Aber vielleicht haben wir Glück und es bleibt wenigstens bis Weihnachten friedlich.

Viele gute Wünsche!
José

 

Hallo josefelipe!

Den Macho-Jungmann, für den freizügig gekleidete Frauen Sexualobjekte sind, so dass er übergriffig wurde (werden wollte), machst du zum bemitleidenswerten Opfer, ja fast zum Märtyrer. Diese Täter-Opfer-Umkehrung, die zu victim blaming wird, gefällt mir nicht. Ältere von uns kennen es noch aus der Zeit vor 68: Das Mädchen war aufreizend gekleidet, so dass der Angeklagte gar nicht anders konnte... So verteidigten sich damals gerne Vergewaltiger vor Gericht. 68er und Frauenbewegung haben dem ein Ende bereitet. Aber nicht in deiner Geschichte. Welch Rückfall!

Aber vielleicht hat dein Edler Wilder ja auch gar nicht das Mädchen angegriffen, sondern nur ihren Freund Carlos? Geschenkt! Der Angriff auf den männlichen Beschützer ist der erste Akt eines (vielleicht verhinderten) sexuellen Übergriffs.

Vielleicht bin ich auch deshalb so ungehalten, weil ich die Silvester-Übergriffe in meiner Heimatstadt Köln noch nicht vergessen habe - solches prägt halt auch die Rezeption durch Leser. Und schlimm finde ich auch, wie dein Held sich verteidigt:

Wie kommen alte Männer dazu, über ihn zu richten? Die schon lange vergessen haben, wie sehr es in einem jungen Mann rumoren kann, wenn ihm die Liebste fehlt, wenn es Sommer ist, wenn der Alkohol zu Kopfe steigt. Und wenn die Hose eng wird, er an nichts anderes mehr denken kann. Der nicht aus seiner Haut kann, den offenherzigen Mädchen nur zuschauen darf, wie sie wippen und kokettieren, um ihre Reize zu zeigen.
...
Sie hatten ihn eingebuchtet – die Alten, die Vergesslichen in den Roben.

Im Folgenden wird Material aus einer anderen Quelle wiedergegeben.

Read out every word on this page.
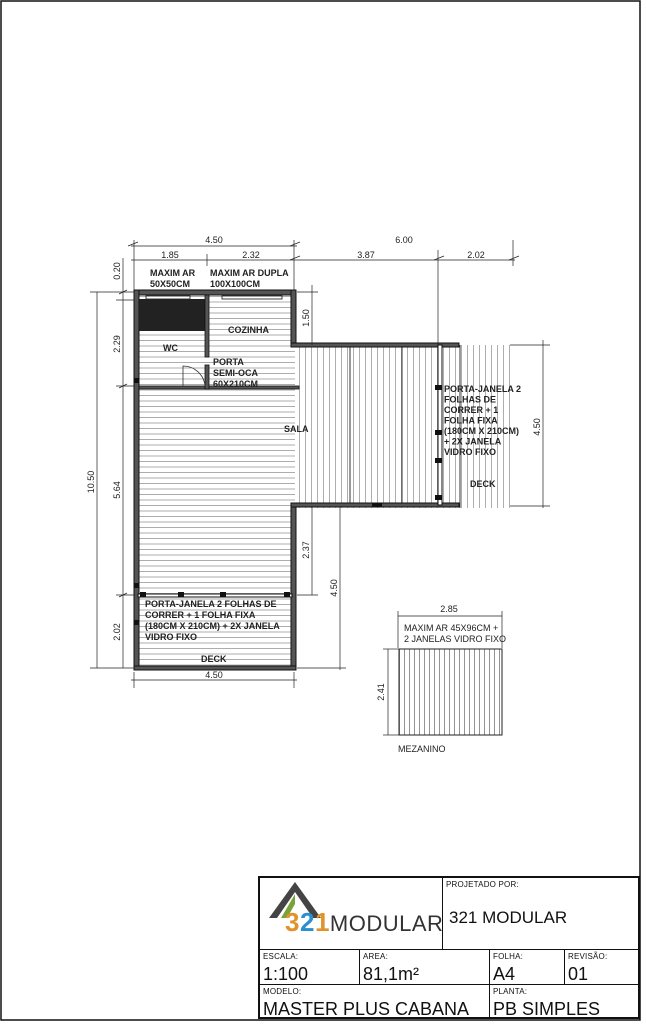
4.50
1.85	2.32
6.00
3.87	2.02
0.20
2.29
10.50 5.64
2.02
1.50
4.50
2.37
4.50
4.50
MAXIM AR 50X50CM
MAXIM AR DUPLA 100X100CM
COZINHA
WC
PORTA SEMI-OCA 60X210CM
SALA
PORTA-JANELA 2 FOLHAS DE CORRER + 1 FOLHA FIXA (180CM X 210CM) + 2X JANELA VIDRO FIXO
DECK
PORTA-JANELA 2 FOLHAS DE CORRER + 1 FOLHA FIXA (180CM X 210CM) + 2X JANELA VIDRO FIXO
DECK
2.85
MAXIM AR 45X96CM + 2 JANELAS VIDRO FIXO
2.41
MEZANINO
321MODULAR
PROJETADO POR:
321 MODULAR
ESCALA:
1:100
AREA:
81,1m²
FOLHA:
A4
REVISÃO:
01
MODELO:
MASTER PLUS CABANA
PLANTA:
PB SIMPLES
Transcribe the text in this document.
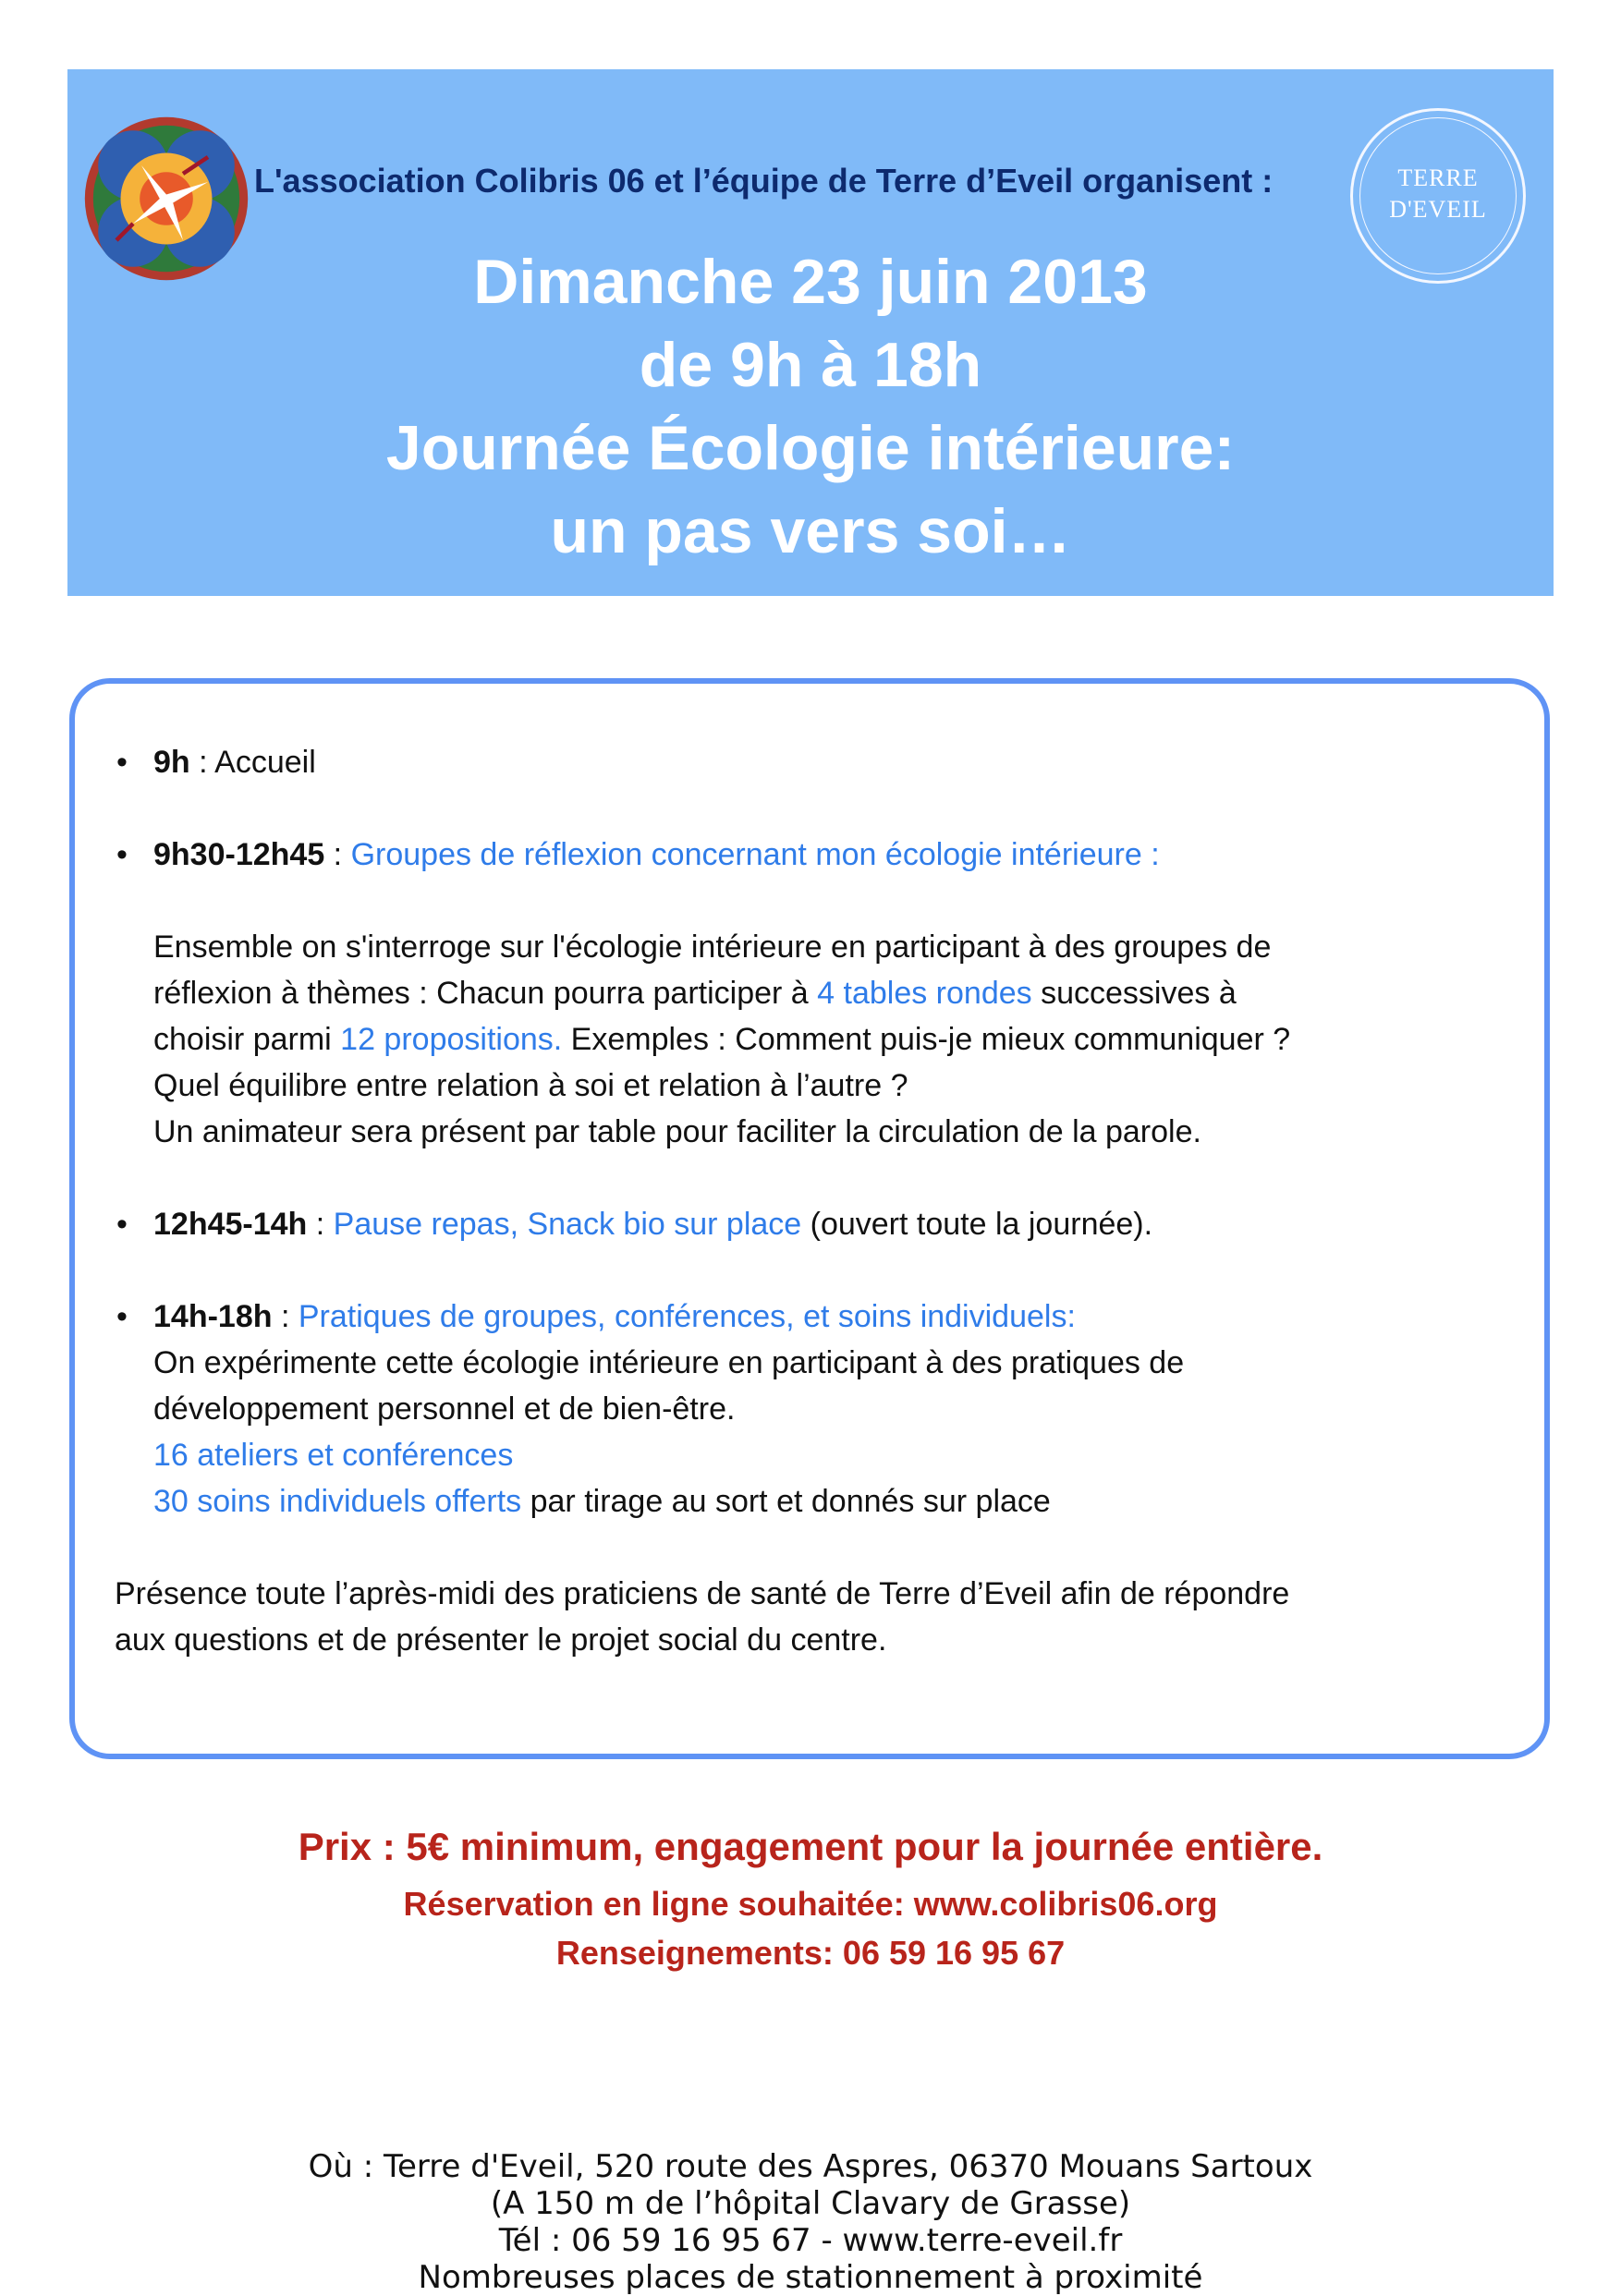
L'association Colibris 06 et l’équipe de Terre d’Eveil organisent :	TERRE
D'EVEIL
Dimanche 23 juin 2013
de 9h à 18h
Journée Écologie intérieure:
un pas vers soi…
• 9h : Accueil
• 9h30-12h45 : Groupes de réflexion concernant mon écologie intérieure :
Ensemble on s'interroge sur l'écologie intérieure en participant à des groupes de
réflexion à thèmes : Chacun pourra participer à 4 tables rondes successives à
choisir parmi 12 propositions. Exemples : Comment puis-je mieux communiquer ?
Quel équilibre entre relation à soi et relation à l’autre ?
Un animateur sera présent par table pour faciliter la circulation de la parole.
• 12h45-14h : Pause repas, Snack bio sur place (ouvert toute la journée).
• 14h-18h : Pratiques de groupes, conférences, et soins individuels:
On expérimente cette écologie intérieure en participant à des pratiques de
développement personnel et de bien-être.
16 ateliers et conférences
30 soins individuels offerts par tirage au sort et donnés sur place
Présence toute l’après-midi des praticiens de santé de Terre d’Eveil afin de répondre
aux questions et de présenter le projet social du centre.
Prix : 5€ minimum, engagement pour la journée entière.
Réservation en ligne souhaitée: www.colibris06.org
Renseignements: 06 59 16 95 67
Où : Terre d'Eveil, 520 route des Aspres, 06370 Mouans Sartoux
(A 150 m de l’hôpital Clavary de Grasse)
Tél : 06 59 16 95 67 - www.terre-eveil.fr
Nombreuses places de stationnement à proximité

Die alten weißen Männer (zu denen ich inzwischen auch gehöre) können sich ja gar nicht in solch einen virilen Winnetou hineinversetzen, weil ihre Manneskraft erloschen ist. Deshalb können wohl nur junge männliche Richter seine Sicht verstehen: Das Mädchen war so aufreizend gekleidet!

Und dann das:

Ist die ganze Welt verrückt geworden? Alle haben freie Fahrt, die Päderasten in den Sakristeien, die Sadisten in den Internaten, die Verklemmten in den Schulen, die Wahnsinnigen im Traineranzug, die Eitlen im Talar ... die haben alle eine ‚ordentliche Anstellung’, und ihm, dem eigentlich Harmlosen, klauen sie Jahre seines Lebens.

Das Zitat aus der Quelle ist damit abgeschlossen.